Second, it’s useful to have some historical context. In 1987, Congress amended the Nuclear Waste Policy Act of 1982 and designated Yucca Mountain in Nevada as the exclusive site for the study of a nuclear waste storage facility. In 2002, the decision to go forward was signed by the then-secretary of Energy and approved with overwhelming bipartisan support in both houses of Congress. In 2008, on the heels of a completed study and the declaration of Yucca Mountain as an appropriate storage for spent nuclear fuel, the U.S. Department of Energy filed for a license to begin construction. Shortly thereafter, however, activity in and around the site rapidly ground to a halt due to opposition from the administration and some of Nevada’s politicians. According to the Nuclear Energy Institute (NEI), by 2020, the resulting cost to industry will be almost $20 billion.

Not surprisingly, the government inactivity has led to a shift in the conversation away from plants producing electricity and creating waste to plants being decommissioned and the waste being stranded on site. If Yucca Mountain is taken off the table as a permanent storage site, every nuclear power plant that has been storing nuclear waste on an interim basis could become its own version of Yucca Mountain. The Maine Yankee Plant, closed in 1997, is still home to 60 nuclear casks and 550 metric tons of waste. As well, the Pilgrim plant in Massachusetts recently announced it is to be closing and is estimated to have 3,000 radioactive rods in storage that will be stored on-site indefinitely.

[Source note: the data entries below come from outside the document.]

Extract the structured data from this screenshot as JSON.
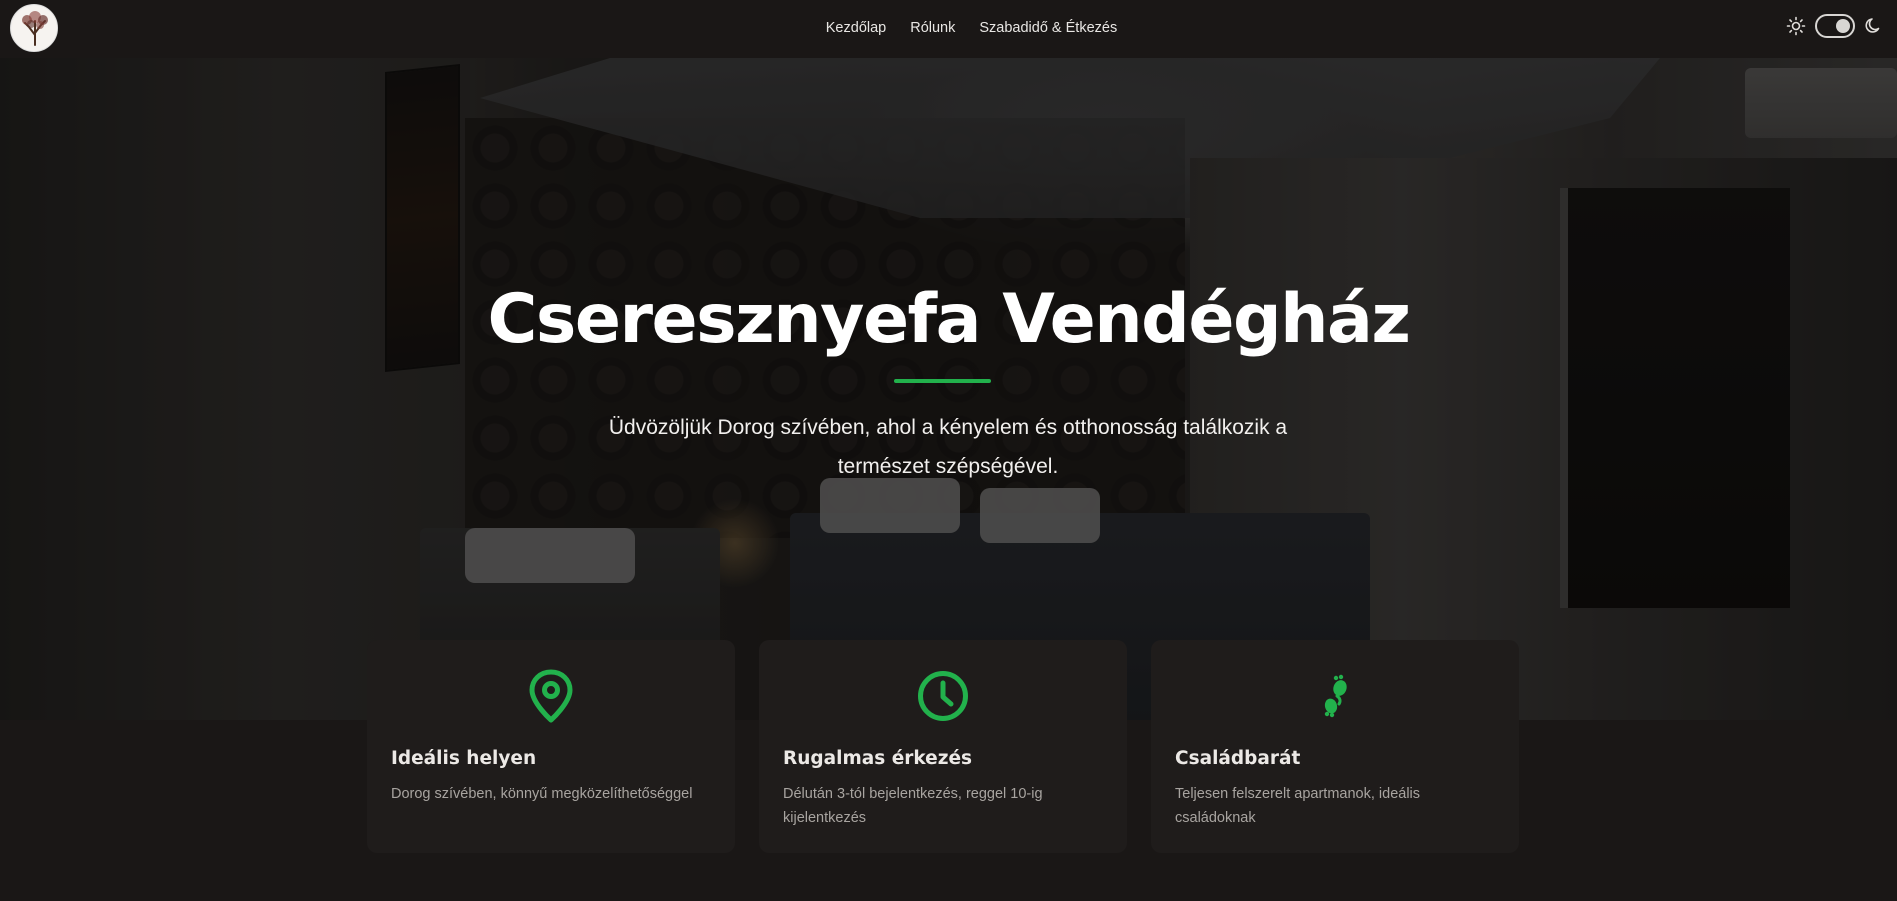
{
  "navbar": {
    "logo_alt": "tree-logo",
    "links": [
      {
        "label": "Kezdőlap"
      },
      {
        "label": "Rólunk"
      },
      {
        "label": "Szabadidő & Étkezés"
      }
    ],
    "theme": {
      "light_icon": "sun-icon",
      "dark_icon": "moon-icon",
      "mode": "dark"
    }
  },
  "hero": {
    "title": "Cseresznyefa Vendégház",
    "subtitle": "Üdvözöljük Dorog szívében, ahol a kényelem és otthonosság találkozik a természet szépségével."
  },
  "features": [
    {
      "icon": "map-pin-icon",
      "title": "Ideális helyen",
      "description": "Dorog szívében, könnyű megközelíthetőséggel"
    },
    {
      "icon": "clock-icon",
      "title": "Rugalmas érkezés",
      "description": "Délután 3-tól bejelentkezés, reggel 10-ig kijelentkezés"
    },
    {
      "icon": "baby-footprints-icon",
      "title": "Családbarát",
      "description": "Teljesen felszerelt apartmanok, ideális családoknak"
    }
  ],
  "colors": {
    "accent": "#22b14c",
    "background": "#1a1716",
    "card": "#1f1c1b"
  }
}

Utilities owning a nuclear plant are now caught in real bind. According to press reports, every dismantling decision has been accompanied by a request to divert reserved funds to also cover costs for long-term fuel storage. In the case of Vermont Yankee, this is a double-whammy. Not only are its reserve funds insufficient, forcing the utility to mothball the plant for 60 years until the dismantlement fund is adequate, the utility is pursuing an additional line of credit of $145 million to build a storage facility and estimates that it will take an additional $225 million for storage operation and security.

Stranded nuclear waste is precisely what Congress was trying to avoid. It is why Shimkus and others are now working to determine a responsible path forward on nuclear waste storage — a path that is based on science, not politics. To that end, he has called on his colleagues in the Senate, who have repeatedly blocked consideration and funding, to allow the licensing process to move forward.

Some have suggested that a political consensus is needed to pave the way forward for a permanent storage site. But storing nuclear waste properly and safely should not be a decision based on politics, but on science. In the case of Yucca Mountain, there is scientific consensus. It is time to set politics aside, fund the licensing of Yucca Mountain and remove nuclear waste from individual communities across the nation.  Storing nuclear waste is too urgent of a public safety issue to be unaddressed by a gridlocked Congress.

Maddox has held several senior positions at the Department of Energy and is a consultant to the Livingston Group.